物価安定総合対策について

昭和37年3月9日 閣議了解

収載資料:資料戦後二十年史 2 経済 有沢広巳・稲葉修三編 日本評論社 1966 p.462 当館請求記号:210.76-Si569

政府は、昨秋来、総合的な景気調整策を実施し、漸次その効果も浸透しつつあるが、依然として消費者物価の上昇は続いており、また、卸売物価の下落もわずかなものにとどまっている。
このような物価上昇の要因としては、ここ数年来の経済成長の速度があまりにも早過ぎたために、経済全体の構造変化がこれに追いつけず、社会的間接資本の立遅れ、労働の流動性不足、流通機構の欠陥等の現象が漸次顕在化してきたことのほか、工業製品における生産性の向上にもかかわらず価格の低下がこれに伴わないこと、協定価格等が増加してきたことなどが指摘されるにいたっている。
経済の安定的成長を確保するためには、このような各種の歪みを取り除いて、物価特に消費者物価を安定させることが是非とも必要であるが。本来、物価はあらゆる経済活動の集約的表現であるので、その対策は、当然に経済政策全般との関連を十分考慮しつつ多角的総合的なものでなけれはならない。かかる観点より、政府は、この際、あらゆる行政機能を通じて、一本としての有機的連携のもとに、下記の施策を講ずることとする。
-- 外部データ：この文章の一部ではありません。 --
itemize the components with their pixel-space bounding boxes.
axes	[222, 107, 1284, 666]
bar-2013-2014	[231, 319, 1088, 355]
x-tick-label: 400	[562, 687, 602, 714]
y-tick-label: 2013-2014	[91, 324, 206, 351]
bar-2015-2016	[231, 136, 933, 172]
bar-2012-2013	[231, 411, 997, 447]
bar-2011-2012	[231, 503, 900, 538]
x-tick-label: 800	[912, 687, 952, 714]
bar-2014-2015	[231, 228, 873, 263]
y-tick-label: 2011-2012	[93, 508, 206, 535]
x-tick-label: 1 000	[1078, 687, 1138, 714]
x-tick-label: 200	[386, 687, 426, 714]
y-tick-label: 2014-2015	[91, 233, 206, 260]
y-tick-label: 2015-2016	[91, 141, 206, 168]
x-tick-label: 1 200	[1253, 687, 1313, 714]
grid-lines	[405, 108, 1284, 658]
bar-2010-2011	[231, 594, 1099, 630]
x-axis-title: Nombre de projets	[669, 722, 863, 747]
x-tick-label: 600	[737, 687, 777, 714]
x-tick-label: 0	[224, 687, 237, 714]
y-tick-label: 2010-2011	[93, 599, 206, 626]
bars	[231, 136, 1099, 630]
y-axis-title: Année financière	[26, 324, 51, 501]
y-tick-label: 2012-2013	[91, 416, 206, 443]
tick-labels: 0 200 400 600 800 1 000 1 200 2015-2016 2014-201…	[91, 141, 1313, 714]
1.今後の財政金融政策の実施にあたっては、消費者物価を含めて物価の動向に特に配慮するものとし、当面引締め基調を堅持するとともに、以下の各施策の実施と平行してその適切な運営を期する。
2.貿易自由化を既定方針どおり推進するとともに、当面自由化されない物資についても消費者物価に影響の多いものは、その輸入を弾力的に考慮する。
3.独占禁止法の運用にあたっては、違法な価格協定の取締りを一層厳重に行なうとともに、行政指導による勧告操短等についても消費者の利益がそこなわれることのないよう十分配慮する。
4.労働需給の部分的ひっ迫を緩和するため、労働力の産業間、企業間および地域間の流動性を増大するよう措置する。
5.流通過程における能率向上と中間経費の圧縮を図るため、中間取引段階の簡素化、出荷包装の集団的処理などを推進するとともに、輸送力の増強に努める。
6.間接税の改正にあたっては、その物価に及ほす影響をも十分考慮するものとし、その引下げが消費者価格の低下に着実に反映するよう措置する。
また、関税政策の実施にあたってもこの趣旨に沿って措置する。
7.中小企業を中心として、企業の生産性向上について助成措置の効率的推進と積極的な指導に努める。
8.農林水産物の価格安定のため、消費需要構造の変化に応じた生産構造の改変、経営の合理化と規模の拡大、貯蔵、加工設備の拡充、流通機構の整備改善などを行なうほか、価格の変動を防止するための制度については、消費者の利益も十分考慮して、その適切な運営を図る。
9.地価および家賃を抑制するため、宅地造成および住宅建設の促進、既存土地の合理的利用ならびに土地の投機的取引きの抑制に努めるとともに、土地に関する所要の基本的調査を推進する。
10.公共料金の値上げ抑制措置は、引続きこれを堅持するとともに、生産性の向上等により値下げする余地の生じたものについては、積極的に値下げを指導する。
11.商品の品質低下や量目不足などによって、消費者価格の実質的引上げが行なわれることのないよう、品質表示の励行、計量検査の徹底など所要の措置を推進する。
12.消費需要の行過ぎを抑制するため、景気調整策と平行して、社用消費の節減、個人消費の健全化、合理化および貯蓄の増強を推進するよう措置する。
13.生産性向上による利益の一部をまず製品価格の引下げにふり向ける経営態度の急速な一般化を図ることとし、労使の協力を求める。